AKANE LIV(撮影:野原誠治)
 愛から逃げて、愛と出逢う――。2月6日より公開となり、女性を中心に高い評価を受けている映画「抱擁のかけら」。ペネロペ・クルス主演最新作であり、2000年「オール・アバウト・マイ・マザー」で、2003年には「トーク・トゥ・ハー」で同賞の最優秀外国語映画賞を受賞しているアルモドバル監督が新たなる愛の物語に挑んだ話題作だ。今回は、宝塚出身でありながら、日本初のシンフォニック・メタル・プロジェクト、LIV MOONでヴォーカルを務めるAKANE LIVに映画の感想や自身の恋愛感などを聞いた。

――まず映画をご覧になって、率直な感想はいかがですか?

AKANE LIV:映画の中のレナとマテオの車の中でのキスがかなり記憶に残っていて。すごく切なくなったので、観終わってすぐに友達に電話しました。大切な人の声がすぐに聞きたくなったし、本当に抱擁したくなりましたね。あと印象に残っているのがレナを撮影したVTRを読唇術が出来る女性と2人でエルネストが観ているシーンですね。レナがエルネストの悪口を言ってる場面とか、もの凄い表情で聞いてたじゃないですか。

――思わず笑ってしまうシーンですよね。

AKANE LIV:アルモドバル監督の作品は、「ボルベール<帰郷>」と「オール・アバウト・マイ・マザー」を拝見していたので、同じ女優さんが全く違うキャラクターでこの「抱擁のかけら」に出演していたりして、そういった部分でも見所が多かったです。

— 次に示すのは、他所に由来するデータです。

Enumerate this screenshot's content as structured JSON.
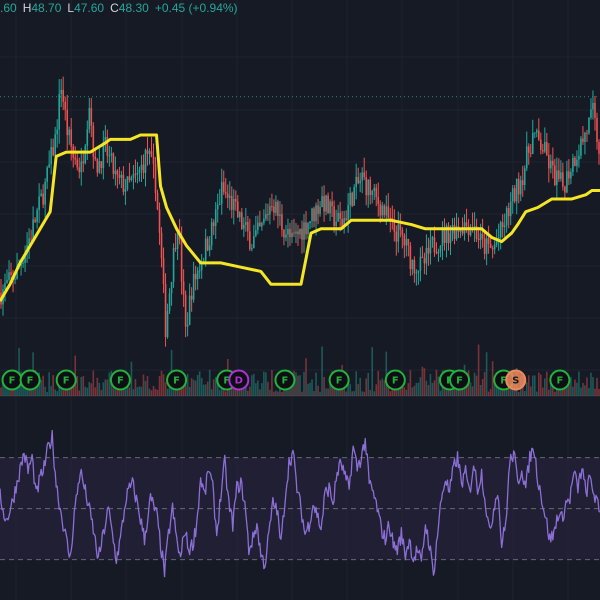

――今までのアルモドバル監督作品と、最新作「抱擁のかけら」を比べて気づいた事、感じたことがありますか?

AKANE LIV:監督と女優の結びつきがどんどん増してるというか、強くなっているのを感じました。特にペネロペ・クルスは「ボルベール<帰郷>」、「オール・アバウト・マイ・マザー」、「抱擁のかけら」3作品に出ていますが、彼女はどんどん美しくなっていて、今回が一番輝いて見えました。

――本当に、ペネロペ・クルスの美しさがスクリーンからあふれ出ていますよね。

AKANE LIV:ハリウッドの女優さん達と比べて、スペインの女優さん、フランスの女優さんというのは、より生々しいというか、人工的でない魅力を感じます。自然に年齢を受け入れているというか、共感できる部分が多いですね。

――「抱擁のかけら」の中には様々なファッションのペネロペが登場して目を奪われますが、特に印象に残った物はありますか?

AKANE LIV:レナが初めてマテオにあって、色々なカツラを試すシーンでは「こんなにオードリー・ヘップバーンに似てたんだ!」と驚きました。映画の中の映画で着ているレトロな洋服も、この年齢でこんなにかわいく着こなせるってすごいなって思いますね。そこまでお化粧も濃くなくて、眉毛が印象的で可愛いですね。

――この映画は、主人公のマテオが既に亡くしてしまった恋人との思い出を振り返る形式で物語が進んでいきますが、AKANE LIVさん自身の忘れられない恋の思い出はありますか?

AKANE LIV:宝塚を辞めて、勉強の為にイギリスに留学する直前に出会った方がとても魅力的な方で、「お付き合いしたい」と思ったことがありました。ただ、本当に留学直前だったのでいつ帰ってこられるかもわからない。本当に好きだったけれど、辛い気持ちでその恋を諦めたことがあります。

――好きだと分かっているのに、一緒にいれないなんてすごく切ないですね…。

AKANE LIV:だからレナの気持ちはすごく分かるし、好きになってはいけないのにどんどん惹かれていって。でも、レナは強いですねあれだけエルネストに監視されても堂々としていて。それにしても、エルネスト役のホセ・ルイス・ゴメスの演技が素晴らしいですね。もっと“嫌らしく”演じる事も出来るのに、上手に抑えていて。